With strong cognitive psychology and cognitive neuroscience programs within the Department of Psychology, an equally outstanding interdepartmental neuroscience program, and a renowned brain imaging program in the David Geffen School of Medicine, the UCLA Center for Cognitive Neuroscience is well positioned to bridge this traditional gap. Moreover, Cannon said, a strong culture of multidisciplinary collaboration is already in place.
"I've been other places where there was potential for this type of center but the culture didn't support it," he said. "UCLA is unique in this regard—the threshold for getting very prominent scientists who look at these phenomena from a molecular biological perspective together with people who study cognition in humans is very low."
Cannon is confident that by bringing together top scientists in these once divergent fields, the center can make great progress in going after the root causes of debilitating mental disorders.

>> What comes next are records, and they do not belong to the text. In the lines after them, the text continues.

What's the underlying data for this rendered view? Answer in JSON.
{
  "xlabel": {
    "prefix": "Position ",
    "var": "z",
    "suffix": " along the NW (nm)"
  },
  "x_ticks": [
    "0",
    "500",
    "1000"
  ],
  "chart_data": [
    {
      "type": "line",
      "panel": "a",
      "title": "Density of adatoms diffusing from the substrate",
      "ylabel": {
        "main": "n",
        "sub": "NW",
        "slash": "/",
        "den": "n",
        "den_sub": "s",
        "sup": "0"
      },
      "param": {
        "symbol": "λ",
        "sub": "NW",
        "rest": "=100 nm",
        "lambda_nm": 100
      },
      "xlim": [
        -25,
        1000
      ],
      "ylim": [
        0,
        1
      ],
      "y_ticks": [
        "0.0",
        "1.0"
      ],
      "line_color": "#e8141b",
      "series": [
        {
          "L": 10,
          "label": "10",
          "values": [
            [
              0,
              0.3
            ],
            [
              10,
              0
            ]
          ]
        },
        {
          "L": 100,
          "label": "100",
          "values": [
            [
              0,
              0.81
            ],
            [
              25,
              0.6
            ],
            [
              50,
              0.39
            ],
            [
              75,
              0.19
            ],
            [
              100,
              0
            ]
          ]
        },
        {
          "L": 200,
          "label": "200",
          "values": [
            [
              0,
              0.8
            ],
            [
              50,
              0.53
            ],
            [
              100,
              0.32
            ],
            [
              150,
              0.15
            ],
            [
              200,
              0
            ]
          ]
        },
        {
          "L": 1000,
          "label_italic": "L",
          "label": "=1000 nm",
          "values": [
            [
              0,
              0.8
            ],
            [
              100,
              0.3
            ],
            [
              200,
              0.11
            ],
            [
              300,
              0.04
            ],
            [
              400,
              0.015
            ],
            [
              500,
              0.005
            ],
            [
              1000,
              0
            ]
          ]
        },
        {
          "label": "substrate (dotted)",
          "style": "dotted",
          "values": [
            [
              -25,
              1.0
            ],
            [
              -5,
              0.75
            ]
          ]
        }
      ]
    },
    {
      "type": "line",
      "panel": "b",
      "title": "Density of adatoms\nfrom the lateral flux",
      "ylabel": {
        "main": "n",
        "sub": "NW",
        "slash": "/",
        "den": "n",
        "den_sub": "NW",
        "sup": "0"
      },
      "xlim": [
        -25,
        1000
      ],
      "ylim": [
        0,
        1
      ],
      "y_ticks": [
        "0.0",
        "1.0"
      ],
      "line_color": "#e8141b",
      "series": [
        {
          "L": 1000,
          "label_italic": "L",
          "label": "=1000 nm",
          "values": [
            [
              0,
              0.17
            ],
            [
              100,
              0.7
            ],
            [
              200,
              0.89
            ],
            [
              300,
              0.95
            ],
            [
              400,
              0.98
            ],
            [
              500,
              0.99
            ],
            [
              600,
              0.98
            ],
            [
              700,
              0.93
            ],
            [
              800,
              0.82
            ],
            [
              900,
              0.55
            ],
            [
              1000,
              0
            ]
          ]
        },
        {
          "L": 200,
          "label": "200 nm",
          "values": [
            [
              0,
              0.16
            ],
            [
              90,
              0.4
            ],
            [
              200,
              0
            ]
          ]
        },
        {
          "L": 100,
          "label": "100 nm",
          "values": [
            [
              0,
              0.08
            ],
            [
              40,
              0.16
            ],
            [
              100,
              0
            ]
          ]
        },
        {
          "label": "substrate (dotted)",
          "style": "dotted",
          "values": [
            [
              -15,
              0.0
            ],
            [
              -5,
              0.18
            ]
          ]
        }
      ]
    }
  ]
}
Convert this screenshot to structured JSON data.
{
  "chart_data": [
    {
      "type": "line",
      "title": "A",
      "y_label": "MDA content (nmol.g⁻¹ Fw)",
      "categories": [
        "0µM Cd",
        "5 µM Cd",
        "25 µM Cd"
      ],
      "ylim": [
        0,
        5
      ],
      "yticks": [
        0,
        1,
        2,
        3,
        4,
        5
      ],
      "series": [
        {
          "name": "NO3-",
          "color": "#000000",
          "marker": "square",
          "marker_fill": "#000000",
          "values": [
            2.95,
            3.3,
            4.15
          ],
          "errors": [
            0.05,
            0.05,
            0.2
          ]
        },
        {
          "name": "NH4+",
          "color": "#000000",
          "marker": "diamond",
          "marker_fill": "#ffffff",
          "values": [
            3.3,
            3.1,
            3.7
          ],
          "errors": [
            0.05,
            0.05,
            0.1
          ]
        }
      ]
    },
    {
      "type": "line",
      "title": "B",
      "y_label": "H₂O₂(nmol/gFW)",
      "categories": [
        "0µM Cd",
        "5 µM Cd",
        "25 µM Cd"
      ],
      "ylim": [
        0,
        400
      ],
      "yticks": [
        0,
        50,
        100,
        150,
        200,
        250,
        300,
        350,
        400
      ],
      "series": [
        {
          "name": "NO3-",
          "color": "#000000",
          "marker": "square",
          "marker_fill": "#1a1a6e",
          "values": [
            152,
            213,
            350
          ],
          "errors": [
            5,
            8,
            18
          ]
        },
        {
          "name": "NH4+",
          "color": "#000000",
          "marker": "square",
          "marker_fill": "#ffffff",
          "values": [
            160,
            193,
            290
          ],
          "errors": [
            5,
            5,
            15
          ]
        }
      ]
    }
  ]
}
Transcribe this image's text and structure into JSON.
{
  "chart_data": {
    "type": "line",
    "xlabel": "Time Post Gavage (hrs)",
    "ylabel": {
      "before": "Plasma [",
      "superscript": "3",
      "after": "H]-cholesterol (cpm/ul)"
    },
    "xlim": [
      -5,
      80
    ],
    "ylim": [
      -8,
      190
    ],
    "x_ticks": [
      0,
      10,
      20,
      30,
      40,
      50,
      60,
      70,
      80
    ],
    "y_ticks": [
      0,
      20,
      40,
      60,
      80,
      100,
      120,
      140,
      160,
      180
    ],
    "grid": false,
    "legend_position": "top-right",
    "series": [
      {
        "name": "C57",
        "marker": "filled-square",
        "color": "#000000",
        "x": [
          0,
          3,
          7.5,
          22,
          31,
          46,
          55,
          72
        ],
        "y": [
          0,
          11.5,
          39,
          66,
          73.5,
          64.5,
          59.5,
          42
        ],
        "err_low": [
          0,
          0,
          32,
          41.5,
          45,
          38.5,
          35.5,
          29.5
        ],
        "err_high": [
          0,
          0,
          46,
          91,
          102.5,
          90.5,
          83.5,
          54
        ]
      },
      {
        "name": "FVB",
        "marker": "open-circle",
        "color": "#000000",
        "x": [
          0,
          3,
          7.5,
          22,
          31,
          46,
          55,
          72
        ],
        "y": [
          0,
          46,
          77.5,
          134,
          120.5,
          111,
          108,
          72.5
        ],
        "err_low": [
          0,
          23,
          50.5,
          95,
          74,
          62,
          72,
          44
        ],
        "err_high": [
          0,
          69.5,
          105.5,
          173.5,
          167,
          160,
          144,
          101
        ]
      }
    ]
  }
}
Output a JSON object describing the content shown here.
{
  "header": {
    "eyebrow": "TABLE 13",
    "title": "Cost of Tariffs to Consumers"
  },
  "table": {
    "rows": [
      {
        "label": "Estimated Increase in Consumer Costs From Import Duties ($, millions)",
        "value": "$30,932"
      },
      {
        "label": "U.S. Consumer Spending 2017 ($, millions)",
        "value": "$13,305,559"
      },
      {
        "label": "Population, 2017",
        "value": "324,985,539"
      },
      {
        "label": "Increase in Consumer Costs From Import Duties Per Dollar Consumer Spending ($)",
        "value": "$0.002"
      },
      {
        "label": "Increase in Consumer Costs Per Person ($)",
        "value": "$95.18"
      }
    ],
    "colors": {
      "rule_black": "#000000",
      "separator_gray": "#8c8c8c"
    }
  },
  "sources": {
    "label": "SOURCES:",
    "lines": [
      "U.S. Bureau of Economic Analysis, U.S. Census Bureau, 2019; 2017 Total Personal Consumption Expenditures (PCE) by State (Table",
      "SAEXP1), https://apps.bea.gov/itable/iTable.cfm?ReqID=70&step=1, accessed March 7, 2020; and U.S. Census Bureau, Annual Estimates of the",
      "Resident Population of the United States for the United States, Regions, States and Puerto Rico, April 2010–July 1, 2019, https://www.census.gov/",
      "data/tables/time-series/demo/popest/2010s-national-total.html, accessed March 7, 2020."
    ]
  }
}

"In most cases, by the time a neuropsychiatric illness is diagnosed, it's relatively intractable," he said. "We have treatments that can partially reduce some of the symptoms, but people have to stay on these medications over their lifetimes and they are always vulnerable to future episodes."
Cannon notes that the already-established trend in treatment for physical illness, in which there is an emphasis on early detection and preventive intervention for diseases such as cancer and diabetes, is just starting to take hold in the field of neuropsychiatric illness.
"We need to identify individuals who are at the highest risk before the illness has set in," said Cannon. "Right now our ability to do that is dependent completely on observable symptoms and behavior. But the efforts of this new center will help us develop other approaches, including measures of brain structure and function, and genetic variation, so that we can intervene earlier and more effectively."